Илья опасался напрасно: Мишкин лежал под капельницей. Надежная причина отпустить в операционную одного Алексея: не усталость, не слабость. А капельница.
Алексей Наумович через плечо оперирующего склонился над раскрытым животом:
– Да. Да. Отодвинь кишочку кнутри. Теперь приподними. Ага… Нет, Илюша, надо намыться, так не пойму. Подожди.
Мылся и переодевался Алексей в хорошем, ускоренном темпе. Хотя ни кровотечения, ни иного пожара не было – больной стабилен… Но всегда ощущение пожара, когда тебя ждут, а тело уже раскрыто.
– В принципе можно убрать, резецировать сосуд…
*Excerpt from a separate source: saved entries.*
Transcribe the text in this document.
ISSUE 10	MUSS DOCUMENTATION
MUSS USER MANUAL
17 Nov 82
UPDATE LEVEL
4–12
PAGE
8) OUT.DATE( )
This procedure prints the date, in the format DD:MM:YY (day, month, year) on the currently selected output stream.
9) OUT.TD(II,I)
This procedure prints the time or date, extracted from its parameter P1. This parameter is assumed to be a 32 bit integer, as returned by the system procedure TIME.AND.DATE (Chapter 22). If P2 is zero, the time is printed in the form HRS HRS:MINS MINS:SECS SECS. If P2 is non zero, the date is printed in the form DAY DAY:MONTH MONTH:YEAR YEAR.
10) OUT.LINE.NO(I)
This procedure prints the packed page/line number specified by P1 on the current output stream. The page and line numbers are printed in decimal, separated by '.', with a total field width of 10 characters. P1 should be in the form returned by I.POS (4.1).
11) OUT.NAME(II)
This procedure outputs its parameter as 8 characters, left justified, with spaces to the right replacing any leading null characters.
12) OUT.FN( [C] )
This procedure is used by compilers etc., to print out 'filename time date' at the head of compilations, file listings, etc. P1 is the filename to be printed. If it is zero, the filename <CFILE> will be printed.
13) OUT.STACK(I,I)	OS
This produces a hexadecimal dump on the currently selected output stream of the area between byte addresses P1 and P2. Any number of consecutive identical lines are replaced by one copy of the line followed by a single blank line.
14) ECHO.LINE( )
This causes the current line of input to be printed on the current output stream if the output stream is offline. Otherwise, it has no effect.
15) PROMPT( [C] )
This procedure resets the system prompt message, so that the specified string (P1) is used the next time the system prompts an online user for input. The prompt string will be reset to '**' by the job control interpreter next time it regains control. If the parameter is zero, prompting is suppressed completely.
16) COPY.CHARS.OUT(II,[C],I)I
– Но у нас нет сосудистых протезов.
– А тут протез и нельзя; кишку же открываете. А протез инородное тело – инфицируется. Тут его вену надо брать. Откройте ноги. Покажите. Хорошие вены. Варикоза нет?
– Все нормально.
– А инструменты, атравматика?..
– Инструменты сейчас… Девочки, сосудистая сетка стерильна? А нитки у шефа в кабинете заначены.
Все им удалось. И кишку с опухолью убрали, и артерию заменили, и ногу сохранили.
– Все. Спасибо, Алексей Наумович. Дальше сами. Спасибо еще раз.
– Разумеется, сами. Илья, не торопись – я Женю сам сейчас отвезу. Ты потом подойдешь?
– Естественно. Я еще ампулки должен захватить.
– А мы и захватим.
Илья засмеялся:
– Вы что?! Это целая драматургия – оформить и взять их. Даже не хочу посвящать Евгения Львовича в эту дурацкую процедуру. Вы ж его знаете: он тогда постесняется лишний раз укольчик попросить.
– Вряд ли. Он уже настолько привык к обезболиванию, что стесняться у него не хватит ни сил, ни воли. Ну, в общем, как знаешь. А мы поехали. Ладно?
– До встречи. Еще раз спасибо, Алексей Наумович.
– Постойте. Дайте, хоть взглянуть на больного. Что мужчина-то я понял. Молодой. Сколько лет-то?
– Как шефу.
– Хм. Угу. Пошел я.
* * *
А это уже через пару деньков.
– Всё. Порядок. Илья, а зашьете сами, – Мишкин отошел от стола, сбросил перчатки в тазик и сел, прислонившись к стенке. – По-моему, ничего получилось, а? Главное, анастомоз красиво гляделся. Люблю, когда красиво, – значит, и заживать будет хорошо. Да, Илья? Зашьете?